Under-the-Hood Improvements
- Improve default formatting for returned results.
- Primitive templates in
dataset.tt
will be expanded with more filters by matching the canonical form in the utterances. For example, templates “chinese restaurant” and “4-star restaurant” will be combined to generate templates “chinese 4-star restaurant” and “4-star chinese restaurant”. - Genie now has a more comprehensive template set including more support for comparison of different measure types, support for argmin/argmax.
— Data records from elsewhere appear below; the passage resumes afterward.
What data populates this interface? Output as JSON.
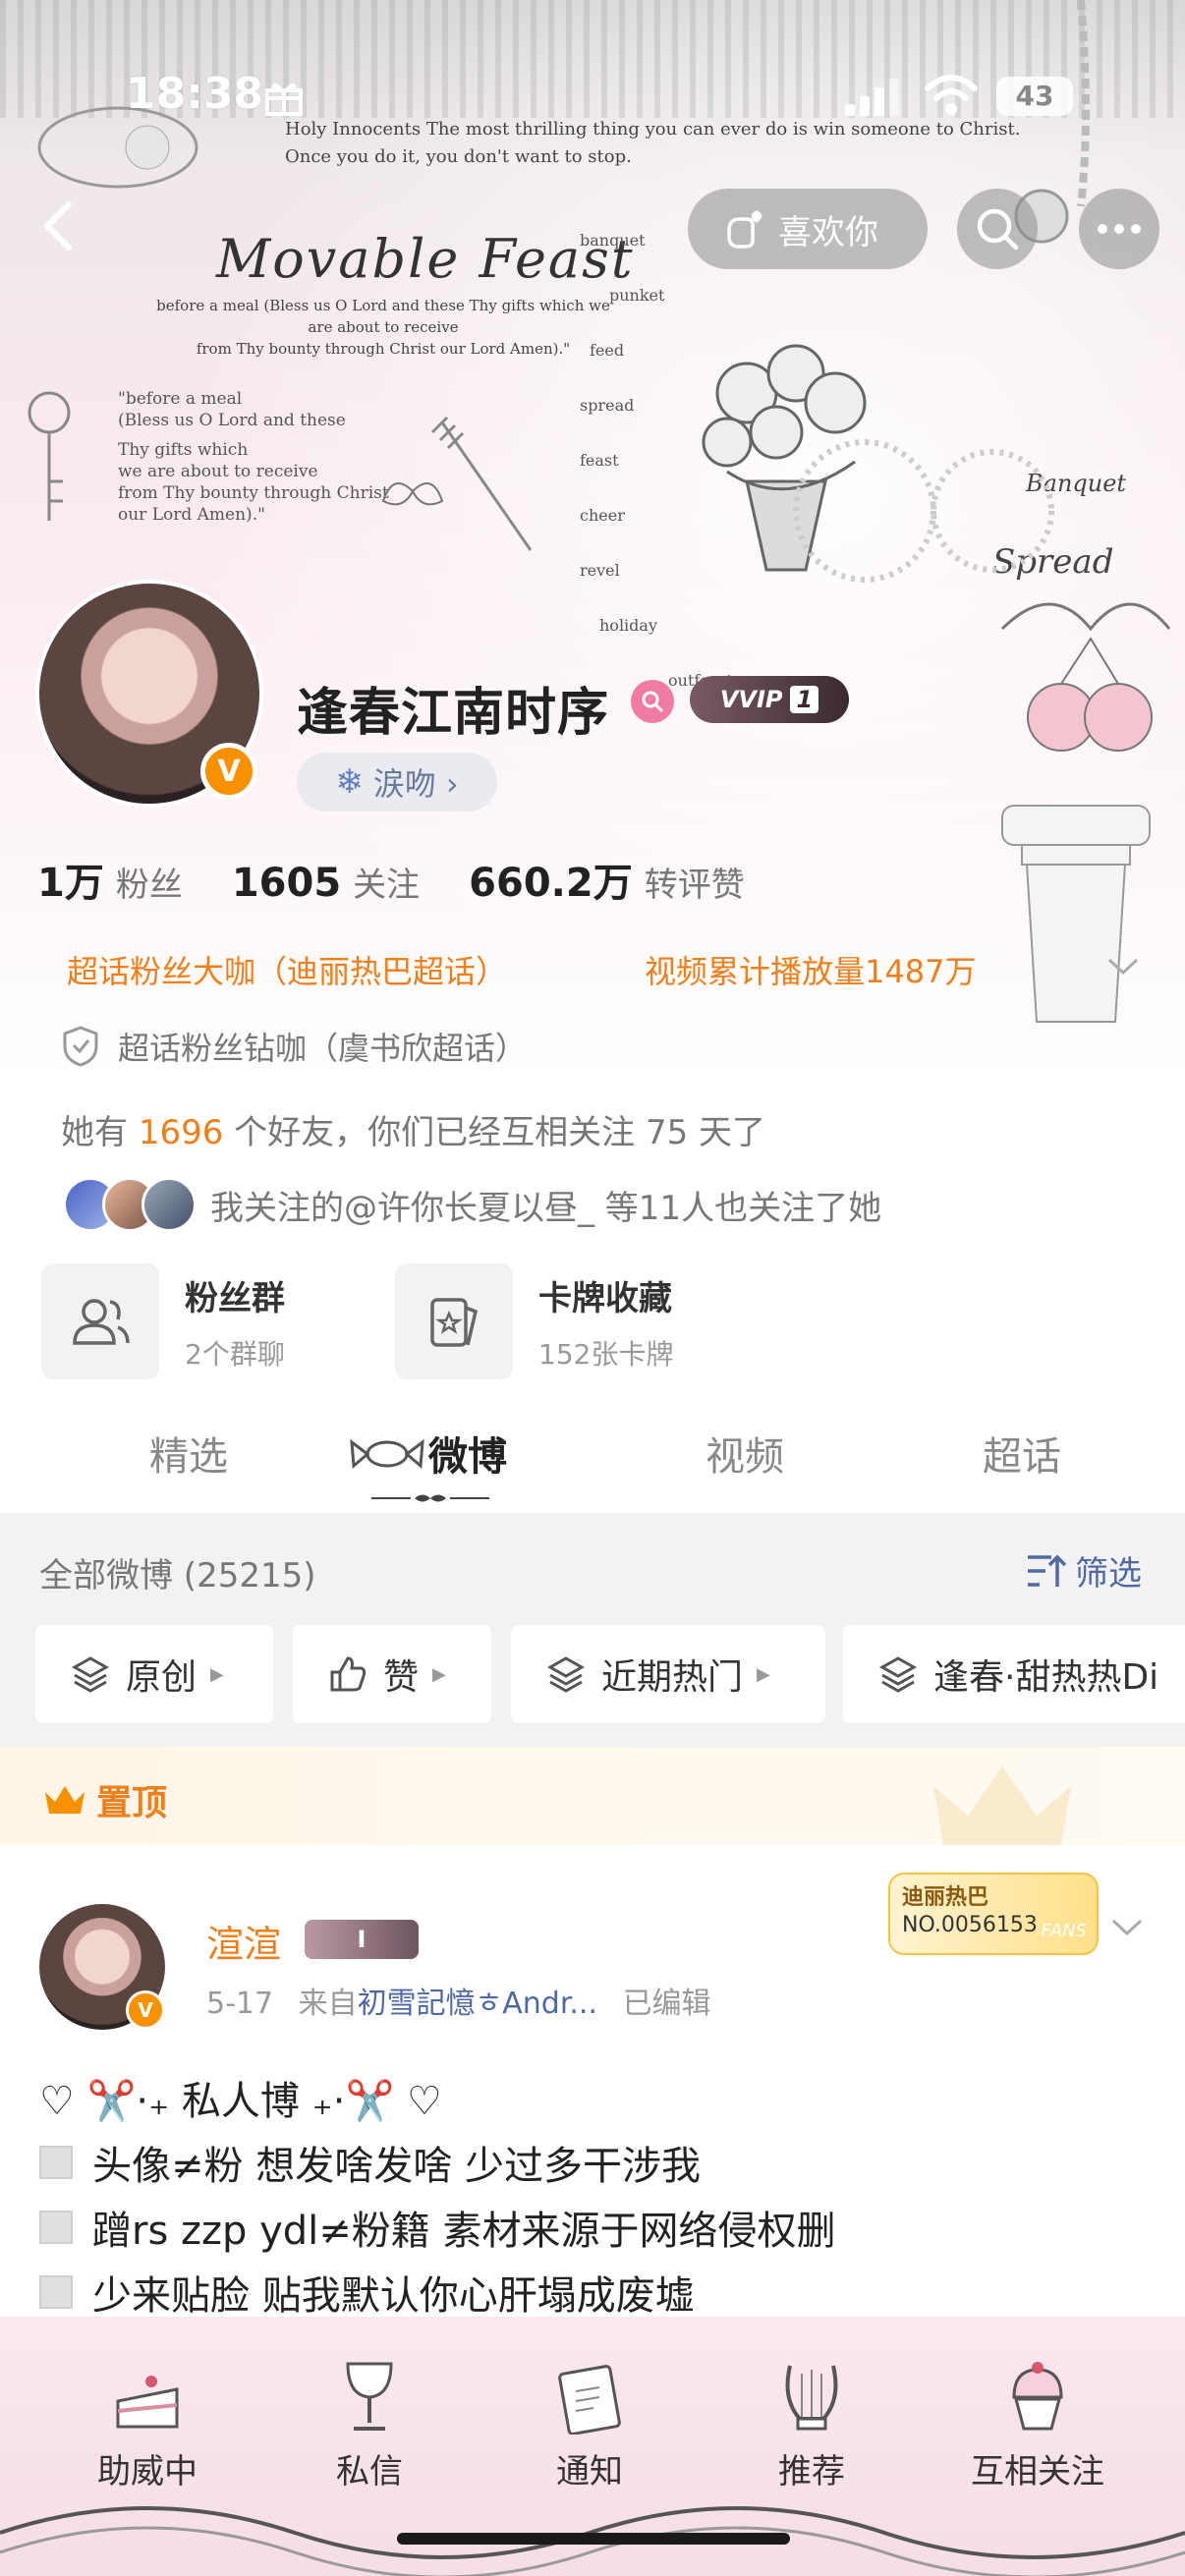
{
  "status_bar": {
    "time": "18:38",
    "battery": "43"
  },
  "header": {
    "like_label": "喜欢你",
    "deco": {
      "poem_top_1": "Holy Innocents The most thrilling thing you can ever do is win someone to Christ.",
      "poem_top_2": "Once you do it, you don't want to stop.",
      "script_title": "Movable Feast",
      "prayer_1": "before a meal (Bless us O Lord and these Thy gifts which we are about to receive",
      "prayer_2": "from Thy bounty through Christ our Lord Amen).\"",
      "poem_side_1": "\"before a meal",
      "poem_side_2": "(Bless us O Lord and these",
      "poem_side_3": "Thy gifts which",
      "poem_side_4": "we are about to receive",
      "poem_side_5": "from Thy bounty through Christ",
      "poem_side_6": "our Lord Amen).\"",
      "words": [
        "banquet",
        "punket",
        "feed",
        "spread",
        "feast",
        "cheer",
        "revel",
        "holiday",
        "outfeast"
      ],
      "banquet": "Banquet",
      "spread": "Spread"
    }
  },
  "profile": {
    "name": "逢春江南时序",
    "vip_label": "VVIP",
    "vip_level": "1",
    "tag_label": "涙吻 ›",
    "stats": [
      {
        "num": "1万",
        "label": "粉丝"
      },
      {
        "num": "1605",
        "label": "关注"
      },
      {
        "num": "660.2万",
        "label": "转评赞"
      }
    ],
    "honor_1": "超话粉丝大咖（迪丽热巴超话）",
    "honor_2": "视频累计播放量1487万",
    "honor_3": "超话粉丝钻咖（虞书欣超话）",
    "friends_pre": "她有 ",
    "friends_count": "1696",
    "friends_post": " 个好友，你们已经互相关注 75 天了",
    "mutual_text": "我关注的@许你长夏以昼_ 等11人也关注了她"
  },
  "cards": [
    {
      "title": "粉丝群",
      "sub": "2个群聊"
    },
    {
      "title": "卡牌收藏",
      "sub": "152张卡牌"
    }
  ],
  "tabs": [
    "精选",
    "微博",
    "视频",
    "超话"
  ],
  "filter": {
    "all_posts": "全部微博 (25215)",
    "filter_label": "筛选",
    "chips": [
      "原创",
      "赞",
      "近期热门",
      "逢春·甜热热Di"
    ]
  },
  "pinned_label": "置顶",
  "post": {
    "author": "渲渲",
    "author_badge": "I",
    "date": "5-17",
    "from_pre": "来自",
    "source": "初雪記憶ㅎAndr...",
    "edited": "已编辑",
    "fans_badge_name": "迪丽热巴",
    "fans_badge_no": "NO.0056153",
    "fans_badge_tag": "FANS",
    "line_1": "♡ ✂️·₊ 私人博 ₊·✂️ ♡",
    "line_2": "头像≠粉 想发啥发啥 少过多干涉我",
    "line_3": "蹭rs zzp ydl≠粉籍 素材来源于网络侵权删",
    "line_4": "少来贴脸 贴我默认你心肝塌成废墟"
  },
  "bottom_nav": [
    "助威中",
    "私信",
    "通知",
    "推荐",
    "互相关注"
  ],
  "colors": {
    "accent": "#ef7f1a",
    "link": "#4f6aa2",
    "vip": "#f79100"
  }
}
- Genie speeds up by running datset augmentation in multiple threads in parallel.
- Almond Cloud’s training subsystem has been revamped to make more use of Kubernetes, and to be more robust. This will also allow parallel training of multiple models.
- NLP models are now evaluated on more precise and fine-grained metrics, which will help us improve.
Experimental and Ongoing Work
- ThingTalk now supports simple computations including aggregations and distance.
- Add the ability to reference the current selection on the screen, and similar context items, as a value in the program.
- Training contextual NLP models is now possible. Contextual models are still experimental.
Module versions
This release comprises the following packages:
- thingtalk: 1.9.0
- thingpedia: 2.6.0
- genie-toolkit: 0.5.0
- thingpedia-cli: 0.2.0
- thingengine-core: 1.7.0
- almond-dialog-agent: 1.7.1
- almond-cloud: 1.7.0
- almond-cmdline: 1.7.0
- almond-gnome: 1.7.0
Please refer to the HISTORY file on GitHub for details of what changed in each one.
Deployment
The new version has been live on https://almond.stanford.edu as of this morning. Training the new models is still ongoing, so the new natural language features might be flaky for a few more hours.
Docker builds are already available on DockerHub, and so are npm packages.
Builds of Almond on Flathub and Google Play Store are in progress and will go live soon.